Bolstering this better job market is news that people are buying more cars. Manufacturers reported an 11% growth in car sales in April, as noted by AP News on the 1st. Car sales are usually an economic indicator because new cars are the kind of thing that people buy only when they feel confident that the economic environment is improving.  Indeed, Bloomberg’s own consumer confidence index rose to a 5-year high on the 2nd, seemingly confirming the sense that people are feeling financially more secure, which usually results in more spendthrifts and, in turn, more economic activity resulting in more growth.

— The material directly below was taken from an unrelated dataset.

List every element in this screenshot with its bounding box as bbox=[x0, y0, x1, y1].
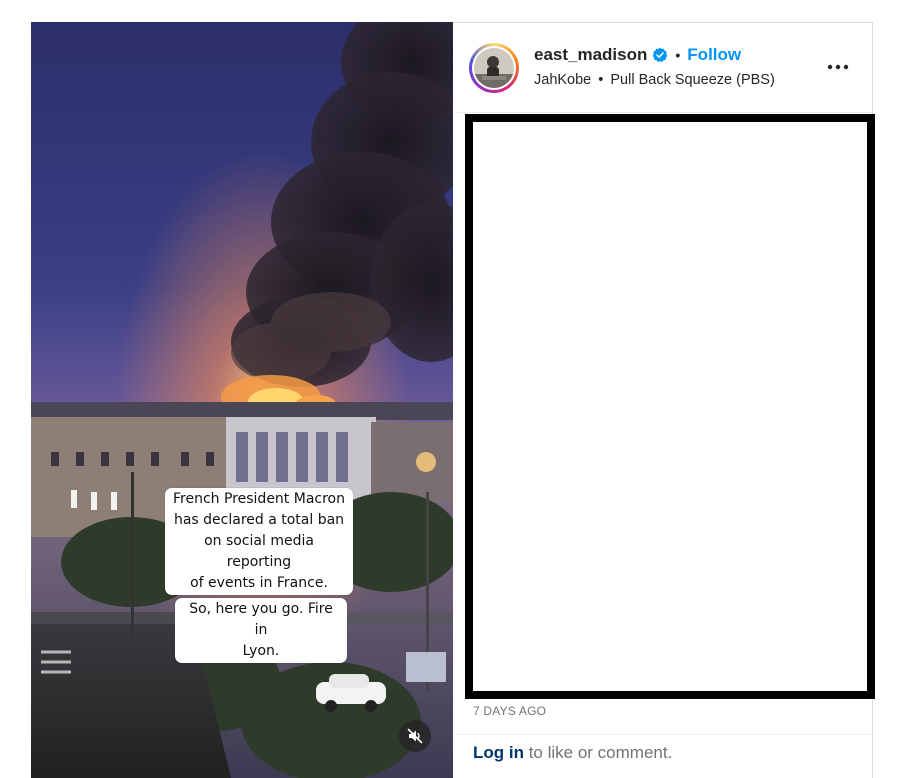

Earnings Focus: High Tech and High Finance

To demonstrate the lumpiness of the economy, looking at recent earnings calls in two sectors shows just how much potential there is to win (or lose) by picking sectors carefully.  On May 2, Facebook (FB) showed stronger than expected revenue growth and strong earnings despite a 60% quarter-over-quarter increase in expenses. The stock surged over 5.5% the next day, but the strong
performance on somewhat mixed numbers also drove a number of other web-based tech companies higher. Pandora ( P) saw a 2% rise in prices after spiking above $15, AOL was up 5%, and Yahoo (YHOO) rose 2.75%.  Google (GOOG) rose a modest 1% to near its 52-week high and LNKD rose 3.5%, but fell over 10% in after-hours trading despite beating revenue and EPS expectations on the news of lowered guidance going forward – a warning sign for a fast-growth company. Still, the stock is up around 60% YTD.

Contrasted with the strong performance in these web-based high-tech firms, the bond-connected mREIT market was crushed on Wednesday as both American Capital Agency (AGNC) and American Capital Mortgage Investment (MTGE) posted big losses and saw 6% declines in after-hours trading. Big REIT firms Chimera Investment (CIM) and Annaly Capital (NLY) saw sympathetic slides. The losses in these specially-designed companies could result in dividend cuts and further losses, meaning the REIT market will be challenged when trading starts on Friday.

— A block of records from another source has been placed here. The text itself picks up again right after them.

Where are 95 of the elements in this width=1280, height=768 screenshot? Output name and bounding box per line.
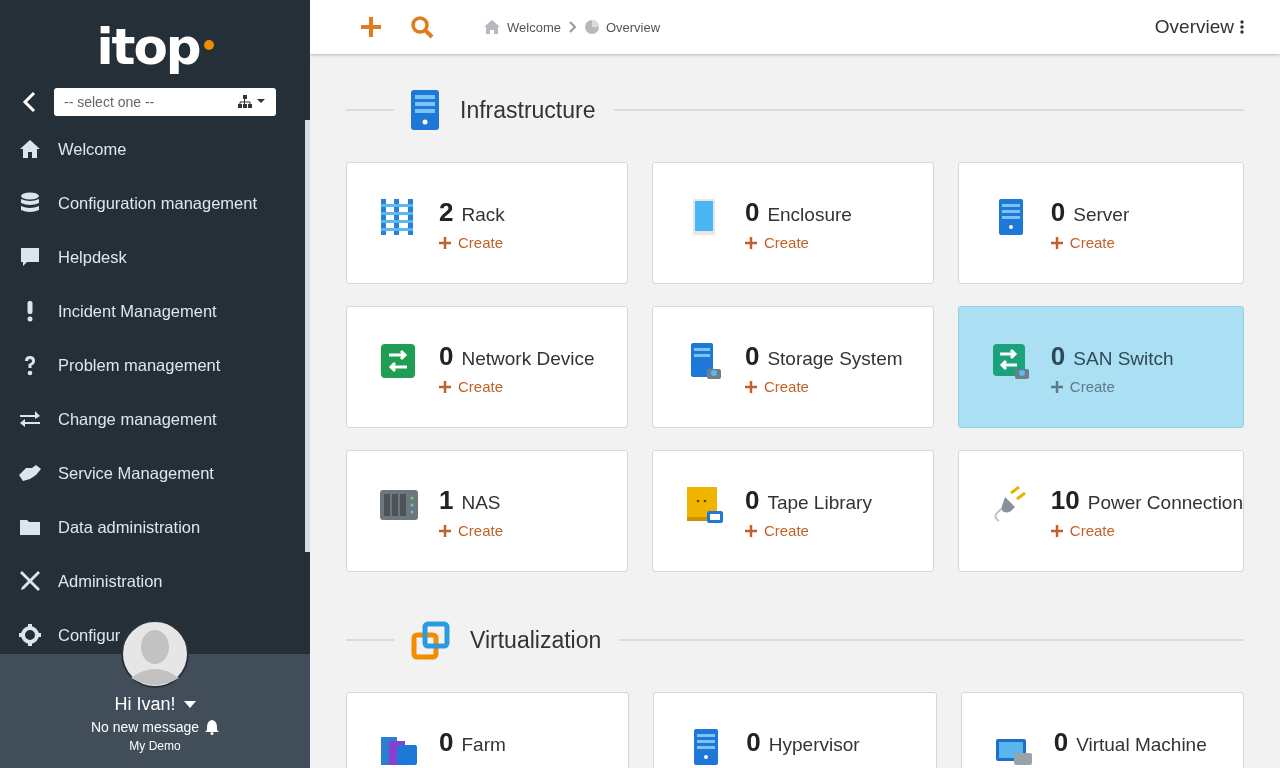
create-link[interactable]: Create xyxy=(1050,234,1130,251)
card-label: Network Device xyxy=(461,348,595,370)
summary-card[interactable]: 0 Storage System Create xyxy=(651,306,934,428)
summary-card[interactable]: 2 Rack Create xyxy=(346,162,628,284)
chevron-icon xyxy=(568,21,577,33)
create-link[interactable]: Create xyxy=(439,522,504,539)
count: 0 xyxy=(746,727,761,758)
add-button[interactable] xyxy=(360,16,382,38)
card-label: Server xyxy=(1073,204,1130,226)
count: 0 xyxy=(1053,727,1069,758)
card-label: NAS xyxy=(461,492,501,514)
menu-item[interactable]: Helpdesk xyxy=(18,237,127,277)
summary-card[interactable]: 1 NAS Create xyxy=(346,450,628,572)
card-label: Hypervisor xyxy=(768,734,860,756)
create-link[interactable]: Create xyxy=(744,522,872,539)
home-icon xyxy=(18,137,42,161)
card-label: Rack xyxy=(461,204,505,226)
plus-icon xyxy=(1050,380,1063,393)
menu-item[interactable]: Problem management xyxy=(18,345,221,385)
summary-card[interactable]: 0 Virtual Machine xyxy=(960,692,1244,768)
menu-item[interactable]: Configur xyxy=(18,615,121,655)
card-label: Storage System xyxy=(767,348,903,370)
chat-icon xyxy=(18,245,42,269)
count: 1 xyxy=(439,485,454,516)
database-icon xyxy=(18,191,42,215)
plus-icon xyxy=(439,380,451,393)
plus-icon xyxy=(744,380,757,393)
card-label: Enclosure xyxy=(767,204,852,226)
create-link[interactable]: Create xyxy=(1050,522,1243,539)
create-link[interactable]: Create xyxy=(744,234,852,251)
overlapping-squares-icon xyxy=(410,620,450,660)
menu-item[interactable]: Service Management xyxy=(18,453,214,493)
summary-card[interactable]: 0 Tape Library Create xyxy=(651,450,934,572)
count: 0 xyxy=(744,485,760,516)
card-label: Farm xyxy=(461,734,506,756)
summary-card[interactable]: 0 Network Device Create xyxy=(346,306,628,428)
plus-icon xyxy=(744,524,757,537)
summary-card[interactable]: 0 Server Create xyxy=(957,162,1244,284)
plus-icon xyxy=(439,236,451,249)
san-switch-icon xyxy=(990,341,1031,381)
count: 2 xyxy=(439,197,454,228)
pie-chart-icon xyxy=(584,20,599,34)
search-button[interactable] xyxy=(410,15,434,39)
summary-card[interactable]: 0 Farm xyxy=(346,692,630,768)
summary-card[interactable]: 10 Power Connection Create xyxy=(957,450,1244,572)
count: 0 xyxy=(1050,341,1066,372)
summary-card[interactable]: 0 Enclosure Create xyxy=(651,162,934,284)
count: 0 xyxy=(744,341,760,372)
count: 0 xyxy=(1050,197,1066,228)
count: 0 xyxy=(439,341,454,372)
plus-icon xyxy=(1050,524,1063,537)
more-icon[interactable] xyxy=(1240,20,1244,34)
card-label: Virtual Machine xyxy=(1076,734,1207,756)
organization-name: My Demo xyxy=(129,739,181,753)
notification-text: No new message xyxy=(90,719,200,735)
count: 10 xyxy=(1050,485,1080,516)
logo-dot xyxy=(203,40,214,50)
menu-item[interactable]: Incident Management xyxy=(18,291,217,331)
avatar[interactable] xyxy=(121,620,189,688)
plus-icon xyxy=(439,524,451,537)
section-title: Virtualization xyxy=(470,626,602,654)
create-link[interactable]: Create xyxy=(744,378,903,395)
count: 0 xyxy=(439,727,454,758)
breadcrumb-link[interactable]: Overview xyxy=(584,19,661,35)
section-title: Infrastructure xyxy=(460,96,596,124)
settings-icon xyxy=(18,623,42,647)
logo: itop xyxy=(96,22,200,72)
tools-icon xyxy=(18,569,42,593)
plus-icon xyxy=(744,236,757,249)
bell-icon[interactable] xyxy=(205,719,220,735)
caret-icon xyxy=(183,700,196,709)
menu-item[interactable]: Administration xyxy=(18,561,163,601)
menu-item[interactable]: Change management xyxy=(18,399,217,439)
menu-item[interactable]: Welcome xyxy=(18,129,127,169)
exclamation-icon xyxy=(27,300,33,322)
summary-card[interactable]: 0 SAN Switch Create xyxy=(957,306,1244,428)
card-label: Tape Library xyxy=(767,492,872,514)
create-link[interactable]: Create xyxy=(439,378,595,395)
menu-item[interactable]: Configuration management xyxy=(18,183,258,223)
hierarchy-icon xyxy=(238,95,266,109)
user-menu[interactable]: Hi Ivan! xyxy=(114,694,196,715)
menu-item[interactable]: Data administration xyxy=(18,507,201,547)
server-icon xyxy=(410,89,440,131)
create-link[interactable]: Create xyxy=(439,234,505,251)
breadcrumb-link[interactable]: Welcome xyxy=(484,19,561,35)
page-title: Overview xyxy=(1154,16,1234,38)
tape-library-icon xyxy=(684,485,725,525)
summary-card[interactable]: 0 Hypervisor xyxy=(653,692,937,768)
organization-select[interactable]: -- select one -- xyxy=(54,88,276,116)
home-icon xyxy=(484,20,500,34)
card-label: Power Connection xyxy=(1087,492,1243,514)
count: 0 xyxy=(744,197,760,228)
plus-icon xyxy=(1050,236,1063,249)
card-label: SAN Switch xyxy=(1073,348,1174,370)
scrollbar[interactable] xyxy=(305,120,310,552)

Such varied performance demonstrates the value of diversification to shield against the risk of a sector-wide decline, but it also shows an interesting conceptual development: at least short-term, capital-focused companies with low barriers to entry are getting hit while high-tech information-based firms are flourishing despite intense scrutiny, competition, and high expectations. Going forward, we may see another sector win as America takes the slow road to recovery, and investors will have to decide what that sector will be.